Neyse ki allem edip kallem edip gece 2-3 gibi Rize’ye sağ salim vardık. Hüseyin’i dayısına bırakıp biz de teyzemizin yeni taşındığı evine geçtik. Şahika hanım o kadar bunalmıştı ki teyzemlerin evine geçer geçmez “ertesi gün uçakla dönelim, Hüseyin arabayı naparsa yapsın” demeye başladık. Şaka değil, eğer çocuklar o halde devam etseydi plan buydu.

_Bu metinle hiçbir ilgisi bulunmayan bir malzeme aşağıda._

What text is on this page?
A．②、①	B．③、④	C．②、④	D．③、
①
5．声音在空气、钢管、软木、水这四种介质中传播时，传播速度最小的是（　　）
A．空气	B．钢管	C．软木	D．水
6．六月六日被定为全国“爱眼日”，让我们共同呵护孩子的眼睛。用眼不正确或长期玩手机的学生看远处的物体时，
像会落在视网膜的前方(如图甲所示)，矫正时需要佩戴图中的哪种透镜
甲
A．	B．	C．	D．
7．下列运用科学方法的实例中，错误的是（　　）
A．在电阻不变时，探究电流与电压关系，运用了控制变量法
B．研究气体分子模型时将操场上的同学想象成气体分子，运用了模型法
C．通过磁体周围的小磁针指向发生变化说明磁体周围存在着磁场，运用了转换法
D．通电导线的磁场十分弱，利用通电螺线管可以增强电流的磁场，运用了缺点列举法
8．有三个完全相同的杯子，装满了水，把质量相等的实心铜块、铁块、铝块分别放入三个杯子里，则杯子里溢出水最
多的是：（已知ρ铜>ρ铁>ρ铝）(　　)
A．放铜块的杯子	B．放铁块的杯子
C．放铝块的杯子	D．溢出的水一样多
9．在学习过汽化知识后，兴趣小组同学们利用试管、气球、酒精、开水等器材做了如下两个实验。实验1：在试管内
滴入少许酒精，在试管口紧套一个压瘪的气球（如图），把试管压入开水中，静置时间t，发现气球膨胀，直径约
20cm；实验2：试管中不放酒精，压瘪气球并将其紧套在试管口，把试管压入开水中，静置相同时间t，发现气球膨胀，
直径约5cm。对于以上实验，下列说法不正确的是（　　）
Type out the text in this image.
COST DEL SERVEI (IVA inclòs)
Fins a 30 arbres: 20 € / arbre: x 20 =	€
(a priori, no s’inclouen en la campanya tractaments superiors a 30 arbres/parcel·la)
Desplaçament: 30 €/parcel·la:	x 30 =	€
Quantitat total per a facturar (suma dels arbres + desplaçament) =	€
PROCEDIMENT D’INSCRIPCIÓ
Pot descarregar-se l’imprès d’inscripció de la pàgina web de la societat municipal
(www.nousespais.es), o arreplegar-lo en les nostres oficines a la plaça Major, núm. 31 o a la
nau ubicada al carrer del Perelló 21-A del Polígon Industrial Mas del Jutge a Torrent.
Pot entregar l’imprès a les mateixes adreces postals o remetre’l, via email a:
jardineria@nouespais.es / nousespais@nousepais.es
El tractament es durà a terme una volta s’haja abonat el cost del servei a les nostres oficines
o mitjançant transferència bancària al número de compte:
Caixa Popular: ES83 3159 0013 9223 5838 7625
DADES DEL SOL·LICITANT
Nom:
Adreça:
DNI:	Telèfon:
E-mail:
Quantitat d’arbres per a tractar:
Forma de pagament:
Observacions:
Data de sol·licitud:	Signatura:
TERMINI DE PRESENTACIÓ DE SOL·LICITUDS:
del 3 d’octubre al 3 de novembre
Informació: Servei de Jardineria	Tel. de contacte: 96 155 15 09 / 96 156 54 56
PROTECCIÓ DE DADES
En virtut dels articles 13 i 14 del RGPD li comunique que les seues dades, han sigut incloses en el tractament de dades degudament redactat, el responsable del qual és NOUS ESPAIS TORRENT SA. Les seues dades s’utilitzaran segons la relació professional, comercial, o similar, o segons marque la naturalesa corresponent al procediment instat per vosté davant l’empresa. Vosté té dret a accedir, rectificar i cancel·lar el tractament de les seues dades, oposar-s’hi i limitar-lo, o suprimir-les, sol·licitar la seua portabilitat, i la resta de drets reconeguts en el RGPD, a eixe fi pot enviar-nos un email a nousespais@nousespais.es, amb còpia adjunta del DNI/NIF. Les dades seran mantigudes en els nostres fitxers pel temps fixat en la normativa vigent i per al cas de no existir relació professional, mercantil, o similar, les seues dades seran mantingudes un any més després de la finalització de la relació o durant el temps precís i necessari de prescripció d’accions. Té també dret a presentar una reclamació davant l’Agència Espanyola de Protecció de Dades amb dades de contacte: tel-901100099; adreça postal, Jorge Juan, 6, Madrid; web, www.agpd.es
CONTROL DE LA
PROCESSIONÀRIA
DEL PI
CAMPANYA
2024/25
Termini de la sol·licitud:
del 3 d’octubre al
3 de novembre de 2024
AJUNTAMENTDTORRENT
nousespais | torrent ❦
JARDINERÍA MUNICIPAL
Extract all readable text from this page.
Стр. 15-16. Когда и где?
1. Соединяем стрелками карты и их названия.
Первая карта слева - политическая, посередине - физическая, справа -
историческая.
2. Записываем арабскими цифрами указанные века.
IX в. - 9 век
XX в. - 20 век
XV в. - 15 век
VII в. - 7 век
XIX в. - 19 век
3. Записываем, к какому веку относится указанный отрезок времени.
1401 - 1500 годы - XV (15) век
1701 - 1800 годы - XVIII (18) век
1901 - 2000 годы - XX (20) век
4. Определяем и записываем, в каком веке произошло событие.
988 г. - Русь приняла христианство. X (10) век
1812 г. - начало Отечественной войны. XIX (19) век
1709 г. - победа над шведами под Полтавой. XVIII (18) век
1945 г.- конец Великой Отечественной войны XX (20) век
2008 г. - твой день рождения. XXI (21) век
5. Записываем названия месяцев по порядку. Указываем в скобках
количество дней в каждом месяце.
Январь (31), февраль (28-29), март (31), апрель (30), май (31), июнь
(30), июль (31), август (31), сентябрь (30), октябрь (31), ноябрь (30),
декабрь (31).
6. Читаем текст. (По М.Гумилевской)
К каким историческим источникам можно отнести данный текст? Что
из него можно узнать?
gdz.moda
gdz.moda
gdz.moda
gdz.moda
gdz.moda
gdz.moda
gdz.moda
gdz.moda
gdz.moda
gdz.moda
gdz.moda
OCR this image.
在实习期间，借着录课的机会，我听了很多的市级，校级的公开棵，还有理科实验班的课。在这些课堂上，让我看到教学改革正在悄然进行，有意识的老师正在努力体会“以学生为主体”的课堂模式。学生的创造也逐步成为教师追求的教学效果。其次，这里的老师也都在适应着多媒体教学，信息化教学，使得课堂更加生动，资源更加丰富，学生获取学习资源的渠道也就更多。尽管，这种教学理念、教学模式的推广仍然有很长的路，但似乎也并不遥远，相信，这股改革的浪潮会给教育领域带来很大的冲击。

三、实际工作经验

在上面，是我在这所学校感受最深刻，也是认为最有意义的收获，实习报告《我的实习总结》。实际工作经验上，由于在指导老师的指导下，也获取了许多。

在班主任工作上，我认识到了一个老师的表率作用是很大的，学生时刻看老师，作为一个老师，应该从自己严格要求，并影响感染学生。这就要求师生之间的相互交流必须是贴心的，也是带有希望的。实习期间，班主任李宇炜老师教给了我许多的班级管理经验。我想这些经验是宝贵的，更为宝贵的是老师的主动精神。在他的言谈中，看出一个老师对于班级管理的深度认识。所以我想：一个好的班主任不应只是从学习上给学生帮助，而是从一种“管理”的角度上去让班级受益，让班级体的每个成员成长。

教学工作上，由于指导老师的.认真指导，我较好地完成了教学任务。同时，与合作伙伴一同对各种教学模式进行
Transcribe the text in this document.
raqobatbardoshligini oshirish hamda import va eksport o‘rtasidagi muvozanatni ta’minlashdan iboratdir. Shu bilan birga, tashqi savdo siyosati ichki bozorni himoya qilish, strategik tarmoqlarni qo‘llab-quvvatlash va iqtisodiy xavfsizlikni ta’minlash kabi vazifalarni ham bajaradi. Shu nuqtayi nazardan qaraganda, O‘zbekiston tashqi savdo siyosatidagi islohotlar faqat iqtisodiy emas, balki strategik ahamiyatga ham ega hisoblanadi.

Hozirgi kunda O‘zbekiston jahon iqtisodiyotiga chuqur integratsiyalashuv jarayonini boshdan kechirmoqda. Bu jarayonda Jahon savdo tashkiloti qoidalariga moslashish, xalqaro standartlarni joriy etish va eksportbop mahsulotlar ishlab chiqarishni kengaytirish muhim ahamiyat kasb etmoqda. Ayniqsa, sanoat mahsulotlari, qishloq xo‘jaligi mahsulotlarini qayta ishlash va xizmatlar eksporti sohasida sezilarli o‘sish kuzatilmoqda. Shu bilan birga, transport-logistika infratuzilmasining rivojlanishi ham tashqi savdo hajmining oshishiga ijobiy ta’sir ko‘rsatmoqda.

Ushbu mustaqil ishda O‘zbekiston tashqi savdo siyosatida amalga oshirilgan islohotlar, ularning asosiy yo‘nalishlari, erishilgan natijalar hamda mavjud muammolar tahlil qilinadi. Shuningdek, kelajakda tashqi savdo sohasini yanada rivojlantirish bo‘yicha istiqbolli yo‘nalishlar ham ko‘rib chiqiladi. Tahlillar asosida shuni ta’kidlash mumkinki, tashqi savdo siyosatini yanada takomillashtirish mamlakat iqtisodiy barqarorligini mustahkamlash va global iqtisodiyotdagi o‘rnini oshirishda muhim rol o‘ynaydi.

Neyse ki ertesi gün uyandığımda bizimkilerin kahkahalarını duydum. Meğer keratalar çoktan uyanmış, dayımla (teyzemin kocasına dayı deriz) şakalaşıyor, gülüşüyorlardı. Hatta bizden bir gün önce gelen, Bursa’daki kuzenim Sefa’ların ilk göz ağrısı Ömer Talha da çocuklarla kaynaşmıştı. Şahika hanımın da morali iyiydi. Rahat bir nefes alarak memleket gezimize başlayabilirdik.. Fakat..

Fakat Rize’de hava hiç iyi değildi. Gelmeden önce baktığım üzere hava durumu 6 gün yağışlı diyordu. Şimdiye kadar bütün Rize ziyaretlerimizde talih yüzümüze gülmüş ve hava genelde güneşli olmuştu. Bu sefer 6 gün peşpeşe yağmur hiç hayra alamet değildi. Ancak korktuğumuz olmadı. İlk gün hariç diğer bütün günler çok güzel ve güneşliydi.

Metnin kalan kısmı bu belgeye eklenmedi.